I'm sure you love the end-of-year or end-of-semester task of placing students in your various ensembles. Smile-frown intended. Its a tedious task. How can you make it easier? What if you have students record and submit their audition online? Here are some pros and cons.
Saves Your Time
Last year, at the end of my daughter's eighth grade year she auditioned for high school choir placement. The high school choir director held auditions at the three middle schools which feed into his school. Think about how much time he spent driving to three middle schools and listening to all those students.
Having students record and submit saves you time, but only if you use a system to quickly view and score/rank the auditions. I will delve more into that under how below.
It's much faster to review recorded auditions, with the right system, because there is no time wasted bringing each student in/out. Plus, you are not limited by time to actually listen to the students. My daughter ended up having a bad audition, partly because the director was rushed to get through all the vocalists.
Saves Classroom Time
Forever ago, when I was in school band, the director would take several entire class periods only to have students audition for next year's ensembles. Of course, "online" wasn't a thing then. Nevertheless, class time was sucked up.
Better for Some Students
Some students deal with considerable nerves playing/signing solo in front of their director. Especially when the stakes are high. Sure, solo playing is part their development, but it's not always useful when students are beginners (or play/sing like beginners). Yes, recording an audition can bring up the same nerves, but at least they can stop and try again.
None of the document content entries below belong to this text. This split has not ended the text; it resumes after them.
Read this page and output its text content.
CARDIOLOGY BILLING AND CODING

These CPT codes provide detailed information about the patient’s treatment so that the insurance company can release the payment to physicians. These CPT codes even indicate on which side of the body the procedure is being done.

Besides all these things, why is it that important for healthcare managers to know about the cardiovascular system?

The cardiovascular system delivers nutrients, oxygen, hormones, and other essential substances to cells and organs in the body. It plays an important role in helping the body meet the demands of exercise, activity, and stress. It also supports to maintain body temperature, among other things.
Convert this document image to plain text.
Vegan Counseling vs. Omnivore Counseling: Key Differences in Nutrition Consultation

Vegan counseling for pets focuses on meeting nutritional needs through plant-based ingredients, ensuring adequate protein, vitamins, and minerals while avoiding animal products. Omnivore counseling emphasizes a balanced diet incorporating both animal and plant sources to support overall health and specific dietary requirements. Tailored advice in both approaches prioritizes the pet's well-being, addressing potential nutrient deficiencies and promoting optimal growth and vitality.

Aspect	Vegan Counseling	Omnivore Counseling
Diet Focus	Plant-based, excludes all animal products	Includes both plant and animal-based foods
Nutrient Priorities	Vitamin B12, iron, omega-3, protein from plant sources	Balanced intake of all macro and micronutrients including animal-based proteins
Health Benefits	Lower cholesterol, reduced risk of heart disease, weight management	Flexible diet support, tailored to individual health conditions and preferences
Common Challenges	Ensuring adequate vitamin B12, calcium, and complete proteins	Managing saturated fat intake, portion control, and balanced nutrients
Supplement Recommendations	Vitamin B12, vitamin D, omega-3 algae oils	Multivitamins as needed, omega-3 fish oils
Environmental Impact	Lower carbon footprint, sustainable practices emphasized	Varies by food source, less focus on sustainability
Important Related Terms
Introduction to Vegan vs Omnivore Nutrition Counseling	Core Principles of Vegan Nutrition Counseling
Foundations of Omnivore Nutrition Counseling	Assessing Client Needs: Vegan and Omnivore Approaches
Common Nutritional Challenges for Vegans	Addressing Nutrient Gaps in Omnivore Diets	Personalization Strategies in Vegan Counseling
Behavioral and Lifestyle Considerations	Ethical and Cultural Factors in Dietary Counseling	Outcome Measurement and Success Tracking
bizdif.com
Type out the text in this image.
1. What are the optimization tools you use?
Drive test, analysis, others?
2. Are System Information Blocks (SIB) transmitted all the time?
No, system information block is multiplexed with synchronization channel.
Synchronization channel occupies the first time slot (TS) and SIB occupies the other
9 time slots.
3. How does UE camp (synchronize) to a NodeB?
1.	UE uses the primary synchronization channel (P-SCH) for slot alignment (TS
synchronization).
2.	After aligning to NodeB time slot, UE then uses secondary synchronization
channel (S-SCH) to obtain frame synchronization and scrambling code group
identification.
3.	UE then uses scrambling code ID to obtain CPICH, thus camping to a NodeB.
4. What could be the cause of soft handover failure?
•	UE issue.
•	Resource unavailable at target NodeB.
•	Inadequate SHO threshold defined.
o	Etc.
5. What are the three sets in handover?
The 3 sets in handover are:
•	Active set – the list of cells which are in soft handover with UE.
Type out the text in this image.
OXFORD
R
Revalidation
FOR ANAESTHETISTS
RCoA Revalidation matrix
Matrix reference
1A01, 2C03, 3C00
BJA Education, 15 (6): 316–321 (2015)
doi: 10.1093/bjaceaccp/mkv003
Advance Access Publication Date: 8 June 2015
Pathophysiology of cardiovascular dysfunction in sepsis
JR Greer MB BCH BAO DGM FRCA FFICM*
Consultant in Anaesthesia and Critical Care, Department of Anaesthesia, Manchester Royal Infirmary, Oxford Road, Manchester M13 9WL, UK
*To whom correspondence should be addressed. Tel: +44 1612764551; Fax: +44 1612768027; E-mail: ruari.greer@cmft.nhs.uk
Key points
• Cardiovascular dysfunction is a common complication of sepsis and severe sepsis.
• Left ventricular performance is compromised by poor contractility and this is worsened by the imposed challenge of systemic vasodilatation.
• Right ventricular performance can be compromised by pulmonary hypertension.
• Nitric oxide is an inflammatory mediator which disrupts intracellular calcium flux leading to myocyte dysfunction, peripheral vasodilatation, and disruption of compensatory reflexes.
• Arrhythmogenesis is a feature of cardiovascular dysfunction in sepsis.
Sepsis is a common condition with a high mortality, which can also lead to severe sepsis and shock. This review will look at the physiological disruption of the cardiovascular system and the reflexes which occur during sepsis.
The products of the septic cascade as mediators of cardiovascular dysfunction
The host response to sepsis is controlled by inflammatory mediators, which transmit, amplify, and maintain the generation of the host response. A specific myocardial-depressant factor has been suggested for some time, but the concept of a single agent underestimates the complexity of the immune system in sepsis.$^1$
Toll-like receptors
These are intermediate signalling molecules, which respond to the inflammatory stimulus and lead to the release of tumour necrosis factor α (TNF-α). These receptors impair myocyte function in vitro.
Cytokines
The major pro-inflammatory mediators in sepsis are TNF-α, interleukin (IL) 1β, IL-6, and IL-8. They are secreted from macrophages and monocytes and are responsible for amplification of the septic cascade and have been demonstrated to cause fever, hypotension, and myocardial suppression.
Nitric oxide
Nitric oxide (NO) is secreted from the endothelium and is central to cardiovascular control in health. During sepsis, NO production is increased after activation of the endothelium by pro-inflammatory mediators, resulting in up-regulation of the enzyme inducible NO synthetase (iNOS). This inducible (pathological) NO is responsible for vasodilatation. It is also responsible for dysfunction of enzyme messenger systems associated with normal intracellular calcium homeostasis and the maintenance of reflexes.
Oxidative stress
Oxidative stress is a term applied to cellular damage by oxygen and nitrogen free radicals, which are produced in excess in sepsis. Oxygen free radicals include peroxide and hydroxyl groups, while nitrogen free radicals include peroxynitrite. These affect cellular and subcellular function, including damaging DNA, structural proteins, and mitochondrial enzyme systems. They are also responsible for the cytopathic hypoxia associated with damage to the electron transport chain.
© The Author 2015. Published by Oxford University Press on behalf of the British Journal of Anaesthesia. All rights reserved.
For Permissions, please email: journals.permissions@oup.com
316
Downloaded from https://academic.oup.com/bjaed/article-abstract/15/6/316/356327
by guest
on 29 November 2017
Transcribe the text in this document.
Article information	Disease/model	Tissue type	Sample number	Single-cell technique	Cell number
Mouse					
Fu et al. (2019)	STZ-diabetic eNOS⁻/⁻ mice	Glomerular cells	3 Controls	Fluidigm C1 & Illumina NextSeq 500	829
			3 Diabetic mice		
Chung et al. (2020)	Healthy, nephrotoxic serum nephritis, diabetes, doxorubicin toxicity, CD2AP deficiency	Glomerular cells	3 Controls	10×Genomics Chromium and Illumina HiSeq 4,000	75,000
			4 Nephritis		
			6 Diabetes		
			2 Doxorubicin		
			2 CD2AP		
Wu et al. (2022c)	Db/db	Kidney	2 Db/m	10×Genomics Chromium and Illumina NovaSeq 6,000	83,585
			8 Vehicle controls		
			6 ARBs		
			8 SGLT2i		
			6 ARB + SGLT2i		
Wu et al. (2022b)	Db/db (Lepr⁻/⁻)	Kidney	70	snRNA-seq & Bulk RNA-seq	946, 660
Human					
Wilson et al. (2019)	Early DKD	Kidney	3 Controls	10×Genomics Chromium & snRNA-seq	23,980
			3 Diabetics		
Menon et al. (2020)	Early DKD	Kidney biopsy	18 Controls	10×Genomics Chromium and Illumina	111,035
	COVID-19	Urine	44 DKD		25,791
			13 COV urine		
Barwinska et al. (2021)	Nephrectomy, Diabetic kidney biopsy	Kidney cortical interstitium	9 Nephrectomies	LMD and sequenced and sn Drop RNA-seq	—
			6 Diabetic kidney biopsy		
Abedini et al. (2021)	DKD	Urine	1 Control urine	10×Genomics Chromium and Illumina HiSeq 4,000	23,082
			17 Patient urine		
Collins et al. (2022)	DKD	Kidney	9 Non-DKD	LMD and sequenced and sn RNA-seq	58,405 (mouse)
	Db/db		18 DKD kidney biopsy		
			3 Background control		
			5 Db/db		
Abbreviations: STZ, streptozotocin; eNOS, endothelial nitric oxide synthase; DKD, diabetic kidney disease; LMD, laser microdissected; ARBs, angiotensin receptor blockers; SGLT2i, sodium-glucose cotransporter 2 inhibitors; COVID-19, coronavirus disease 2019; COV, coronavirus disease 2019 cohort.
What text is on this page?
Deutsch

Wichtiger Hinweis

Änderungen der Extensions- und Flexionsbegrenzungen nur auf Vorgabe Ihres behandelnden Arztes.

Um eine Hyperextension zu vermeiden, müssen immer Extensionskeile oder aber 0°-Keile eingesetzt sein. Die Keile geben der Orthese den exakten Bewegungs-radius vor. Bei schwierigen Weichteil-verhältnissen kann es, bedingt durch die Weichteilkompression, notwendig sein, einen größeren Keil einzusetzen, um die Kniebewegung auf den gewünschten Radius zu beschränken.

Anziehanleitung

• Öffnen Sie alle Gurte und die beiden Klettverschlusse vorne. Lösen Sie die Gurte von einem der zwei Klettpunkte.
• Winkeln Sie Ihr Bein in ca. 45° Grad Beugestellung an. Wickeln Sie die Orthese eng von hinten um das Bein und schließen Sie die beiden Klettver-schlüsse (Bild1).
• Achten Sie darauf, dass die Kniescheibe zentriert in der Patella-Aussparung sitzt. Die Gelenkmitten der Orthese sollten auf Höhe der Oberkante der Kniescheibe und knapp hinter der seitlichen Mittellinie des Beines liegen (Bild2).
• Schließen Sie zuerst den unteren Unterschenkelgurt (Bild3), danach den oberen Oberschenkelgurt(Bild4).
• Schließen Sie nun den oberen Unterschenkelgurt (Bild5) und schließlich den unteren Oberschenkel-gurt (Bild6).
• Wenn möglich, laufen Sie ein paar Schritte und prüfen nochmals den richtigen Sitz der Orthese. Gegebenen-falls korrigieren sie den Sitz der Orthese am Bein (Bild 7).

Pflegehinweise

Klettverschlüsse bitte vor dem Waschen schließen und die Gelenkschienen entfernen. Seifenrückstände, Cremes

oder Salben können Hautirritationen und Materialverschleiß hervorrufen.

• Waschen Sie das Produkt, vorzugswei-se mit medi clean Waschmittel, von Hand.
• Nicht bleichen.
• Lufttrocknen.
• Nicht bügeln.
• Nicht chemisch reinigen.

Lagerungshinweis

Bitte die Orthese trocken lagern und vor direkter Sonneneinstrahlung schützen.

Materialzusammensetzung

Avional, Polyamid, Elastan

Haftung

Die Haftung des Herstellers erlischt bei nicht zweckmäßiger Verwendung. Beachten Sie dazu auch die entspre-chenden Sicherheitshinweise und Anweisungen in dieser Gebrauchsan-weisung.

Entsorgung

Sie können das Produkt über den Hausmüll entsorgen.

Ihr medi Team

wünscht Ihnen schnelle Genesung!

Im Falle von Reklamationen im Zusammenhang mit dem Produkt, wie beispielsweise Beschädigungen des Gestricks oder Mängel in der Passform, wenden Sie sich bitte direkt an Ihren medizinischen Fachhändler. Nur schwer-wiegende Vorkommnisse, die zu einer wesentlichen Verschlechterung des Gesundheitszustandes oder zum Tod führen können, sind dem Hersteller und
Takes Away the Live Aspects
My last pro is our first con. Music is a performance, and being able to play a piece on-demand is important. Some students will record the audition 10-20 times to get it perfect. That's good practice but does reflect their real-life ability.
Inequity in Recording Equipment
Today, most phone mics are sufficient for recording student auditions. The problem is if some students have access to superior mics and equipment. Imagine listing to five auditions in a row recorded through a built-in phone mic, then the next one on a $200 condenser mic. Even a cheap mic hooked up to a phone produces a far superior recording, which can sway your judgment.
I've chatted with a good number of directors concerned about cheating with recorded auditions, especially with state-level competitions. Personally, I believe, students submitting a recording performed by someone else, is rare. The more likely occurrences is students splicing together their good takes. I'll discuses hedging against cheating below.
Pros above require the right setup, both for you and students. Don't assume simply having students email you or uploading to your schools Learning Management System will save you time. Here are some tips.
Use a System Designed for This
Obviously, as the founder of Snap Audition, I'm going to recommend our system. If you don't use Snap, your options are going to be more generic. For example, use a feature in your school's Learning Management System. Use something like Jotform and have students upload their audio/video.
Hedge Against Cheating
To make it harder for students to cheat:
- It will be much easier to protect against cheating if you require video, and do NOT blind judge. With our system, Snap Audition, you can require video but have the system only play the video's audio while you're judging. Then, go back latter (under "Entrants") and verify the video.
- Instruct students to use one camera and forbid edits of the video. They can re-record, but they can't splice takes together.
- Instruct students to insure you can see their face and full instrument.
- Even if you ask for audio-only, tell them they can not splice takes together.